# Foreign tax credit for capital gains



## HillbillyCanuck (Apr 9, 2012)

Hello,

I have a capital gain from the maturation of some Canadian corporate bonds I bought at a discount several years ago (long term capital gain) and I'm trying to figure how to handle them on an American tax return. I've done my Form 8949 and my Schedule D but I'm getting really bogged down trying to figure out how to handle the capital gain with respect to the foreign tax credit. The more I read, the more confused I become.

I'm retired with a total income well below six figures; the capital gain represents about 5% of my income. With the exception of the capital gain all of my income is from pension, interest and dividends (no qualified dividends), so all of my income is in the passive category with respect to the foreign tax credit. All my income is from Canadian sources and I don't have any investment expenses.

What I'd like to do is just add the capital gain to the rest of my passive category income (line 1a of Form 1116) and ignore all the nearly incomprehensible talk of elections, adjustments and special worksheets found in the instructions. 

Since my case is so simple, is it correct to do this? 

Plan B is to treat the capital gain as interest from my trading account. Even though this would result in the capital gain being taxed at a higher rate by the IRS I still wouldn't expect to owe any tax due to the higher tax rates in Canada. Plan B would give me an inaccurate tax return, but it has the virtue of simplicity.


----------



## BBCWatcher (Dec 28, 2012)

Naive questions: Did the bond pay interest that you reported in prior tax years? Did you amortize the bond interest in each of those years to reflect the discount when you purchased the bond?


----------



## HillbillyCanuck (Apr 9, 2012)

BBCWatcher said:


> Naive questions: Did the bond pay interest that you reported in prior tax years? Did you amortize the bond interest in each of those years to reflect the discount when you purchased the bond?


The bonds were held inside an investment account and interest was paid into the cash component of the account. The interest and dividends earned by items within the account were reported in aggregate as having been paid by the institution which provides the account. This means that I didn't make an individual entry for each of the bonds.

To the best of my knowledge the institution doesn't amortize the interest to reflect the discount.


----------



## BBCWatcher (Dec 28, 2012)

HillbillyCanuck said:


> The bonds were held inside an investment account....

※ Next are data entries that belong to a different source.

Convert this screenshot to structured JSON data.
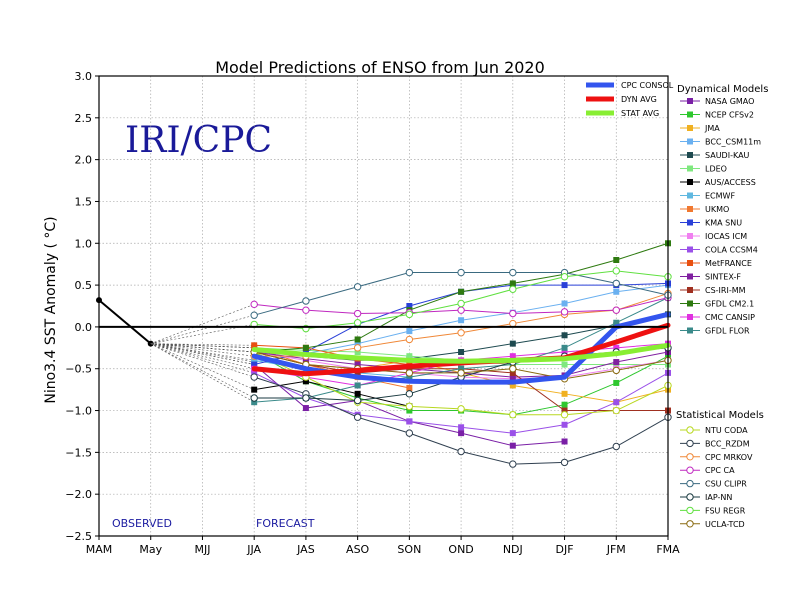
{
  "chart_data": {
    "type": "line",
    "title": "Model Predictions of ENSO from Jun 2020",
    "xlabel": "",
    "ylabel": "Nino3.4 SST Anomaly ( °C)",
    "ylim": [
      -2.5,
      3.0
    ],
    "yticks": [
      "3.0",
      "2.5",
      "2.0",
      "1.5",
      "1.0",
      "0.5",
      "0.0",
      "−0.5",
      "−1.0",
      "−1.5",
      "−2.0",
      "−2.5"
    ],
    "ytick_values": [
      3.0,
      2.5,
      2.0,
      1.5,
      1.0,
      0.5,
      0.0,
      -0.5,
      -1.0,
      -1.5,
      -2.0,
      -2.5
    ],
    "categories": [
      "MAM",
      "May",
      "MJJ",
      "JJA",
      "JAS",
      "ASO",
      "SON",
      "OND",
      "NDJ",
      "DJF",
      "JFM",
      "FMA"
    ],
    "grid": true,
    "watermark": "IRI/CPC",
    "observed_label": "OBSERVED",
    "forecast_label": "FORECAST",
    "observed": [
      0.32,
      -0.2
    ],
    "legend_top": [
      {
        "name": "CPC CONSOL",
        "color": "#3355ee"
      },
      {
        "name": "DYN AVG",
        "color": "#ee1111"
      },
      {
        "name": "STAT AVG",
        "color": "#88ee33"
      }
    ],
    "consensus": [
      {
        "name": "CPC CONSOL",
        "color": "#3355ee",
        "values": [
          -0.35,
          -0.5,
          -0.6,
          -0.65,
          -0.66,
          -0.66,
          -0.6,
          0.0,
          0.15
        ]
      },
      {
        "name": "DYN AVG",
        "color": "#ee1111",
        "values": [
          -0.5,
          -0.56,
          -0.52,
          -0.47,
          -0.43,
          -0.4,
          -0.37,
          -0.18,
          0.02
        ]
      },
      {
        "name": "STAT AVG",
        "color": "#88ee33",
        "values": [
          -0.27,
          -0.33,
          -0.37,
          -0.4,
          -0.41,
          -0.4,
          -0.38,
          -0.32,
          -0.22
        ]
      }
    ],
    "dynamical_title": "Dynamical Models",
    "dynamical": [
      {
        "name": "NASA GMAO",
        "color": "#7a1fa6",
        "values": [
          -0.45,
          -0.97,
          -0.88,
          -1.13,
          -1.27,
          -1.42,
          -1.37,
          null,
          null
        ]
      },
      {
        "name": "NCEP CFSv2",
        "color": "#2ec72e",
        "values": [
          -0.3,
          -0.65,
          -0.85,
          -1.0,
          -1.0,
          -1.05,
          -0.93,
          -0.67,
          -0.35
        ]
      },
      {
        "name": "JMA",
        "color": "#f0b020",
        "values": [
          -0.25,
          -0.45,
          -0.5,
          -0.4,
          -0.55,
          -0.7,
          -0.8,
          -0.9,
          -0.75
        ]
      },
      {
        "name": "BCC_CSM11m",
        "color": "#6ab0f0",
        "values": [
          -0.42,
          -0.32,
          -0.2,
          -0.05,
          0.08,
          0.17,
          0.28,
          0.42,
          0.5
        ]
      },
      {
        "name": "SAUDI-KAU",
        "color": "#1e4a50",
        "values": [
          -0.25,
          -0.35,
          -0.4,
          -0.38,
          -0.3,
          -0.2,
          -0.1,
          0.02,
          0.15
        ]
      },
      {
        "name": "LDEO",
        "color": "#7fe87f",
        "values": [
          -0.25,
          -0.28,
          -0.3,
          -0.35,
          -0.4,
          -0.45,
          -0.45,
          -0.45,
          -0.45
        ]
      },
      {
        "name": "AUS/ACCESS",
        "color": "#000000",
        "values": [
          -0.75,
          -0.65,
          -0.8,
          -0.95,
          null,
          null,
          null,
          null,
          null
        ]
      },
      {
        "name": "ECMWF",
        "color": "#60b8e0",
        "values": [
          -0.4,
          -0.5,
          -0.55,
          -0.6,
          null,
          null,
          null,
          null,
          null
        ]
      },
      {
        "name": "UKMO",
        "color": "#f07830",
        "values": [
          -0.25,
          -0.45,
          -0.6,
          -0.73,
          null,
          null,
          null,
          null,
          null
        ]
      },
      {
        "name": "KMA SNU",
        "color": "#2a40d8",
        "values": [
          -0.45,
          -0.3,
          0.03,
          0.25,
          0.42,
          0.5,
          0.5,
          0.5,
          0.52
        ]
      },
      {
        "name": "IOCAS ICM",
        "color": "#f080f0",
        "values": [
          -0.3,
          -0.4,
          -0.5,
          -0.55,
          -0.6,
          -0.62,
          -0.6,
          -0.5,
          -0.4
        ]
      },
      {
        "name": "COLA CCSM4",
        "color": "#9a50e8",
        "values": [
          -0.55,
          -0.85,
          -1.05,
          -1.13,
          -1.2,
          -1.27,
          -1.17,
          -0.9,
          -0.55
        ]
      },
      {
        "name": "MetFRANCE",
        "color": "#e85010",
        "values": [
          -0.22,
          -0.25,
          -0.38,
          -0.45,
          null,
          null,
          null,
          null,
          null
        ]
      },
      {
        "name": "SINTEX-F",
        "color": "#8020a0",
        "values": [
          -0.3,
          -0.38,
          -0.45,
          -0.5,
          -0.55,
          -0.6,
          -0.58,
          -0.42,
          -0.3
        ]
      },
      {
        "name": "CS-IRI-MM",
        "color": "#a03020",
        "values": [
          -0.3,
          -0.45,
          -0.55,
          -0.5,
          -0.5,
          -0.55,
          -1.0,
          -1.0,
          -1.0
        ]
      },
      {
        "name": "GFDL CM2.1",
        "color": "#2e7a10",
        "values": [
          -0.3,
          -0.25,
          -0.15,
          0.2,
          0.42,
          0.52,
          0.63,
          0.8,
          1.0
        ]
      },
      {
        "name": "CMC CANSIP",
        "color": "#e030e0",
        "values": [
          -0.5,
          -0.6,
          -0.7,
          -0.55,
          -0.4,
          -0.35,
          -0.3,
          -0.25,
          -0.2
        ]
      },
      {
        "name": "GFDL FLOR",
        "color": "#3a8a8a",
        "values": [
          -0.9,
          -0.85,
          -0.7,
          -0.6,
          -0.5,
          -0.45,
          -0.25,
          0.05,
          0.35
        ]
      }
    ],
    "statistical_title": "Statistical Models",
    "statistical": [
      {
        "name": "NTU CODA",
        "color": "#b8d820",
        "values": [
          -0.3,
          -0.6,
          -0.9,
          -0.95,
          -0.98,
          -1.05,
          -1.05,
          -1.0,
          -0.7
        ]
      },
      {
        "name": "BCC_RZDM",
        "color": "#304050",
        "values": [
          -0.6,
          -0.8,
          -1.08,
          -1.27,
          -1.49,
          -1.64,
          -1.62,
          -1.43,
          -1.08
        ]
      },
      {
        "name": "CPC MRKOV",
        "color": "#f08838",
        "values": [
          -0.35,
          -0.35,
          -0.25,
          -0.15,
          -0.07,
          0.04,
          0.15,
          0.2,
          0.4
        ]
      },
      {
        "name": "CPC CA",
        "color": "#c028c0",
        "values": [
          0.27,
          0.2,
          0.16,
          0.17,
          0.2,
          0.16,
          0.18,
          0.2,
          0.35
        ]
      },
      {
        "name": "CSU CLIPR",
        "color": "#3a6a80",
        "values": [
          0.14,
          0.31,
          0.48,
          0.65,
          0.65,
          0.65,
          0.65,
          0.52,
          0.38
        ]
      },
      {
        "name": "IAP-NN",
        "color": "#1a3a40",
        "values": [
          -0.85,
          -0.85,
          -0.88,
          -0.8,
          -0.6,
          -0.42,
          -0.35,
          -0.3,
          -0.25
        ]
      },
      {
        "name": "FSU REGR",
        "color": "#60e040",
        "values": [
          0.03,
          -0.02,
          0.05,
          0.15,
          0.28,
          0.45,
          0.6,
          0.67,
          0.6
        ]
      },
      {
        "name": "UCLA-TCD",
        "color": "#8a6a10",
        "values": [
          -0.3,
          -0.45,
          -0.5,
          -0.55,
          -0.55,
          -0.5,
          -0.62,
          -0.52,
          -0.4
        ]
      }
    ]
  }
}
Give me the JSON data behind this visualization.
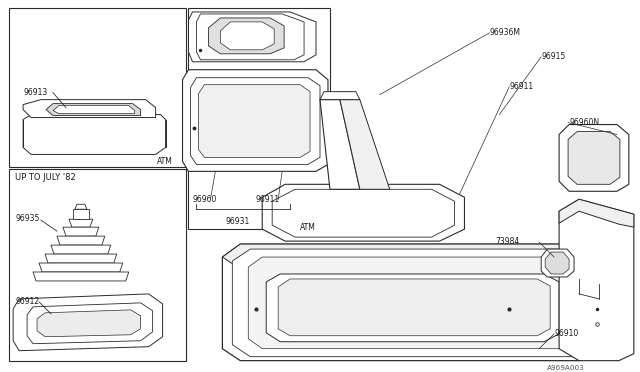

A Passive Foreign Investment Company (PFIC) perchance?


----------



## HillbillyCanuck (Apr 9, 2012)

BBCWatcher said:


> A Passive Foreign Investment Company (PFIC) perchance?


Heaven forbid! 

No, it's the investment arm of one of Canada's "Big Five" banks; they offer individual trading accounts. If the IRS considers them a PFIC, then a LOT of Americans living in Canada are in deep doo.


----------